Torni a casa dal lavoro con la parte bassa della schiena così tesa da dover subito cercare una posizione per alleggerire il peso?
Il mal di schiena a fine turno non è il prezzo obbligatorio da pagare per il tuo lavoro.
Che tu passi 8 ore seduto davanti ad uno schermo o l'intera giornata in piedi, la zona lombare è il punto in cui il tuo corpo scarica tutto il carico accumulato.
In Osteotrust non ci limitiamo a sfiammare temporaneamente il punto in cui senti dolore: analizziamo come la tua routine lavorativa forza la schiena e interveniamo sulle cause reali per ridarti movimento e autonomia.

DURANTE IL LAVORO
Ti ritrovi a cambiare posizione sulla sedia ogni venti minuti o a spostare continuamente il peso da una gamba all'altra per dare un attimo di sollievo alla schiena.
A FINE GIORNATA
Fai fatica a piegarti per allacciare le scarpe o senti una morsa rigida nella parte bassa del bacino quando ti alzi dopo essere stato seduto a lungo.
NEL TEMPO LIBERO
La sensazione di schiena "a pezzi" o bloccata ti condiziona quando vorresti fare sport, guidare o semplicemente goderti il weekend senza la solita rigidità.
Perché la schiena si blocca con il lavoro quotidiano?
La zona lombare è un crocevia di forze: sostiene il peso del busto e adatta la colonna a ogni movimento. Quando mantieni la stessa posizione per ore - che sia la staticità della sedia o la pressione costante dello stare in piedi - i muscoli attorno al bacino si contraggono per darti stabilità.

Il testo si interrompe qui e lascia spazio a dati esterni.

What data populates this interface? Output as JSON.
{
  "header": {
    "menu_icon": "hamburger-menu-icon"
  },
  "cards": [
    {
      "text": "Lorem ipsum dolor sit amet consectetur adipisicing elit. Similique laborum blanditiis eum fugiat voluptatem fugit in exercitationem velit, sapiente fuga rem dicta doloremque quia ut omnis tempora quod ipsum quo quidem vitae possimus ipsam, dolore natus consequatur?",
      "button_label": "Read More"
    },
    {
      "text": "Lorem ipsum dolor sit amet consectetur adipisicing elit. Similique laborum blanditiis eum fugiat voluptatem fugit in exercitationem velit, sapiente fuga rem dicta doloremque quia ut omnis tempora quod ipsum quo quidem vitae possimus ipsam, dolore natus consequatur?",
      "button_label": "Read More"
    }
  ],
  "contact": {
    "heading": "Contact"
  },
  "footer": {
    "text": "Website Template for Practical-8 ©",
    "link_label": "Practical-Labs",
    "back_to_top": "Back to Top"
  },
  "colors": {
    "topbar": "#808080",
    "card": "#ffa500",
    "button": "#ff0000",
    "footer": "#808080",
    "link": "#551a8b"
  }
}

Trattare solo la zona dove fa male o prendere un antinfiammatorio copre il segnale per qualche ora, ma non cambia il modo in cui il tuo corpo risponde ai ritmi del tuo lavoro. Per ottenere un risultato duraturo occorre capire cosa sta bloccando il bacino, le anche o la respirazione, costringendo la schiena a fare un extra-lavoro costante.
Come lavoro sulla tua schiena in studio
1. Ascolto della routine lavorativa:
Analizziamo quante ore passi seduto o in piedi, che tipo di sforzi o posture ripeti e come si sviluppa la rigidità durante la giornata.
2. Valutazione posturale e manuale:
Individuiamo le rigidità nascoste (a livello del bacino, delle anche o del diaframma) che costringono la colonna lombare a sovraccaricarsi.
3. Trattamento manuale e abitudini pratiche:
Allento le tensioni con tecniche manuali mirate e ti fornisco piccoli accorgimenti concreti da applicare durante il turno di lavoro, per darti autonomia ed evitare che la morsa si ripresenti.
LA TESTIMONIANZA

Lavoro tutto il giorno in piedi e la sera tornavo a casa con la schiena a pezzi. Pensavo fosse normale per l'età e che dovessi solo sopportare. Con Luca abbiamo capito dove accumulavo lo sforzo e mi ha dato dei piccoli accorgimenti pratici per i turni. Oggi arrivo a fine giornata senza quella morsa alla schiena e continuo a fare i miei viaggi nel tempo libero.